Toronto

Pickering man recounts 'near-death experience' on Toronto-bound Fly Jamaica flight

A man that was on a Toronto-bound flight that crash landed Friday in Guyana says he is still feeling the effects of his “near-death experience.”

‘It’s not that easy to sleep,’ passenger Invor Bedessee tells CBC Toronto

Invor Bedessee of Pickering was one of eight passengers on the Fly Jamaica flight who made it back to Pearson International Airport by Sunday. (YanJun Li/CBC)

A man that was on a Toronto-bound flight that crash landed Friday in Guyana says he is still feeling the effects of his "near-death experience."

Invor Bedessee of Pickering was one of eight passengers on the Fly Jamaica flight who made it back to Pearson International Airport by Sunday, and he's says still having trouble sleeping after the incident.

"I slept maybe four hours, probably. I went to bed around 2 [a.m.] and woke up around 6 [a.m.] again and had some small naps in between. It's not that easy to sleep," Bedessee told CBC Toronto Sunday.

Bedessee was among 82 Canadians on the flight, which experienced a hydraulics failure moments after departing from Georgetown, Guyana. Six people were injured when the plane crashed and came to an abrupt stop on an embankment.  

Problems before take off

In recalling the night of the flight, Bedessee says he noticed things were going wrong just after boarding the plane.

"The stewardesses had a big problem with the front left door. It would not close," he said.

A flight from Guyana to Toronto's Pearson International Airport was forced to turn around due to technical problems. The plane crash landed at an airport not far from the Guyanese capital of Georgetown. (Cheddi Jang International Airport/Facebook)

After several attempts, more help was called in, and he says the door was finally able to close 30 minutes later, after maintenance tried changing some parts.

Then about 10 or 15 minutes into the flight, Bedessee says passengers were informed  the plane would be heading back to the airport due to a hydraulics issue.

Chaos on the runway

He says the landing was fine, but the plane wouldn't stop once it hit the runway — blowing out two or three tires, ripping out its landing gear and slamming through a chain-link fence in the process.

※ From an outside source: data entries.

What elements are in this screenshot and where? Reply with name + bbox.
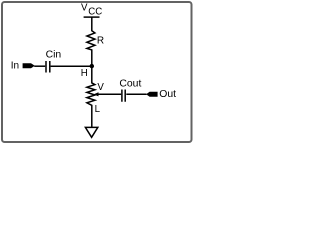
svg-text:R: R — [97, 36, 104, 47]
svg-text:L: L — [95, 104, 101, 115]
svg-text:H: H — [81, 68, 88, 79]
svg-text:V: V — [81, 3, 88, 14]
svg-text:Cout: Cout — [119, 78, 141, 89]
svg-text:CC: CC — [88, 6, 102, 17]
svg-text:In: In — [11, 61, 19, 72]
svg-text:Cin: Cin — [46, 49, 62, 60]
svg-text:Out: Out — [159, 89, 176, 100]
svg-text:V: V — [97, 82, 104, 93]
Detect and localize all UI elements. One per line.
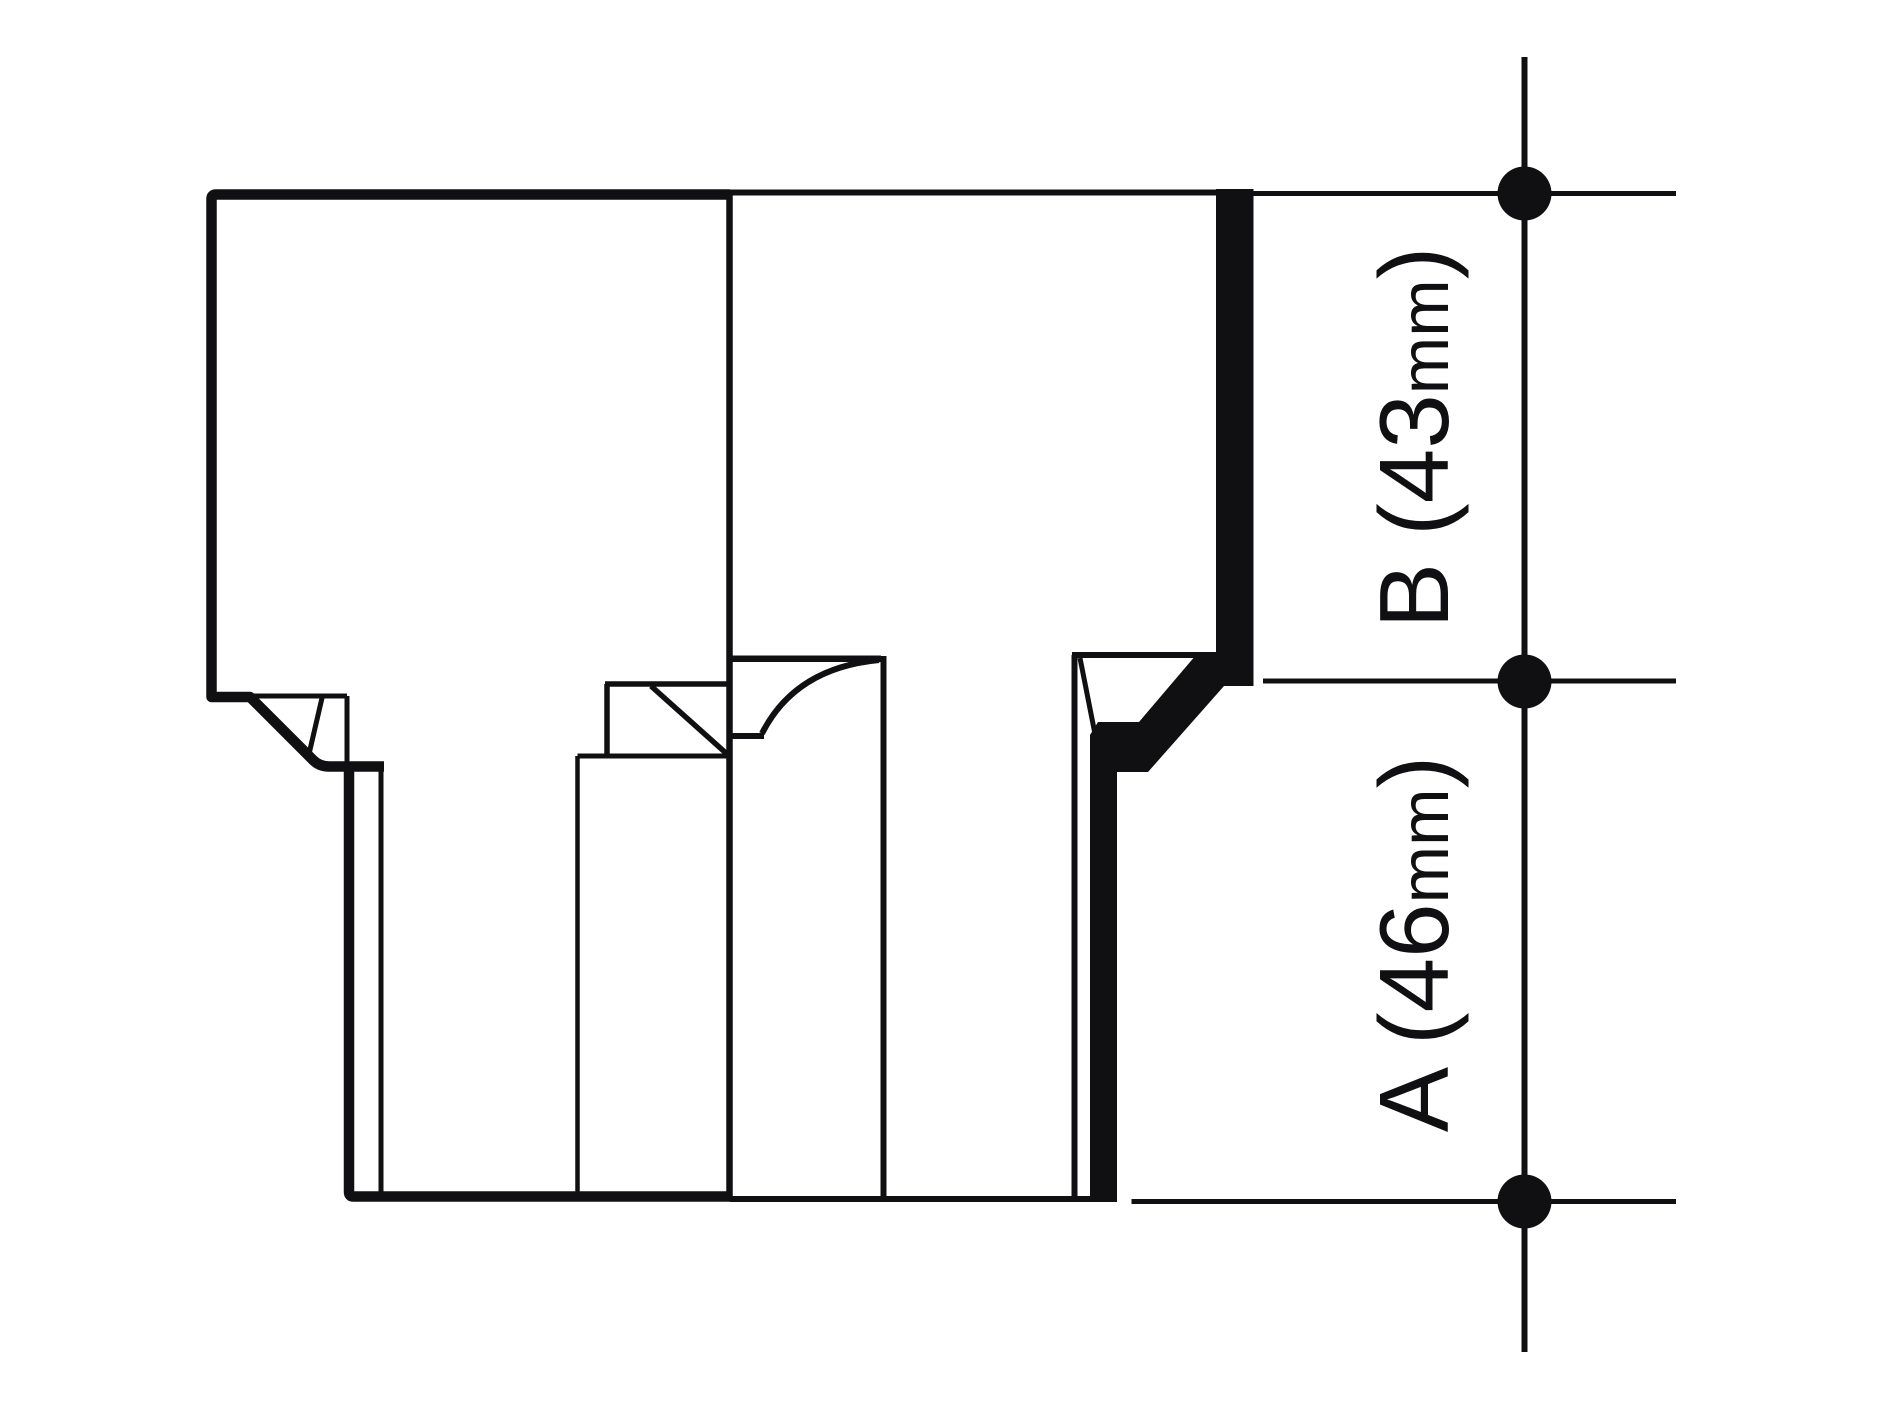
counterbore top line (right)	[1072, 652, 1216, 658]
counterbore slant line (right)	[1080, 658, 1095, 734]
funnel top line	[730, 655, 882, 662]
top edge (right half)	[730, 190, 1254, 196]
funnel bottom stub	[730, 733, 765, 739]
centre parting line	[726, 191, 733, 1199]
mid insert top line	[605, 681, 729, 687]
extension line bottom (A lower)	[1132, 1199, 1677, 1204]
funnel throat curve	[762, 660, 879, 734]
adapter body outer profile (left half, thick outline)	[212, 195, 731, 767]
inner wall thin vertical (right)	[1072, 655, 1078, 1199]
mid insert diagonal	[651, 686, 727, 754]
funnel right wall	[881, 656, 887, 1199]
lower spigot outer wall and bottom edge (left half)	[349, 762, 730, 1197]
dimension marker dot bottom	[1498, 1175, 1552, 1229]
spigot inner wall thin line (left)	[379, 766, 384, 1196]
extension line top (B upper)	[1253, 191, 1676, 196]
dimension marker dot top	[1498, 167, 1552, 221]
dimension marker dot middle	[1498, 655, 1552, 709]
groove thin diagonal (left detail)	[309, 698, 322, 754]
bottom edge (right half)	[730, 1196, 1115, 1202]
sectioned right wall (filled cut area)	[1090, 189, 1254, 1202]
extension line middle (B lower / A upper)	[1263, 679, 1676, 684]
groove top thin line (left detail)	[216, 694, 347, 699]
mid insert left vertical	[604, 684, 610, 756]
svg-text:B (43mm): B (43mm)	[1359, 247, 1469, 629]
mid insert step-down vertical	[575, 756, 580, 1196]
mid insert bottom ledge	[578, 754, 730, 759]
svg-text:A (46mm): A (46mm)	[1359, 756, 1469, 1132]
dimension axis vertical line	[1522, 57, 1528, 1352]
groove right thin vertical (left detail)	[345, 696, 350, 764]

"The right wing was flapping so much it actually ripped right off the fuselage," he said.  

Fly Jamaica flight OJ256 was forced to return to Cheddi Jagan International Airport in the Guyanese capital of Georgetown just 20 minutes after takeoff. (Adrian Narine/Associated Press)

When the plane came to a stop, he said there was a loud bang that sounded like a bomb going off.

"Everything went dark for seconds, and then the emergency lights came on, and the captain says, 'Evacuate, evacuate.'"

Bedessee says he was in the front row in business class and managed to escape safely, but he was shocked when he looked back at the plane.

"I looked to my left, and there was like a 30-feet drop. I was like, 'Holy moly, if we [moved] 10 more feet, we'd be in that ditch."

Nerve-racking trip back home

Bedessee was able to secure a seat in the first available flight to Toronto, and it wasn't easy.

"I had to suck it up and just be brave because I have to come back to my business, my two boys, my family."

And it was made even more nerve-racking when he was asked to disembark the plane when it stopped in Trinidad due to a mechanical issue.

"I said 'Oh my God, again?" he said. "I just grabbed my bag and ran out to the terminal."

The Boeing 757-200 aircraft overshot the runway. A passenger said it seemed as though the plane's brakes were not functioning properly once it landed. (Adrian Narine/Associated Press)

Now back home safely, he says he wants to take Fly Jamaica to court.

The airline isn't saying much in the aftermath of the incident, and in a statement the company said it's too early to comment on the cause of the accident.

"We are cooperating fully with the investigative authorities in their endeavours to find all the answers," Fly Jamaica said. "Meanwhile, our immediate focus is on the safe repatriation and welfare of all our passengers."

Bedessee says he's now anxious about taking off to the skies again but adds that he'll have to shake off his worries eventually.

"I have to do a lot of business around the world," he said. "Maybe later on we'll deal with that."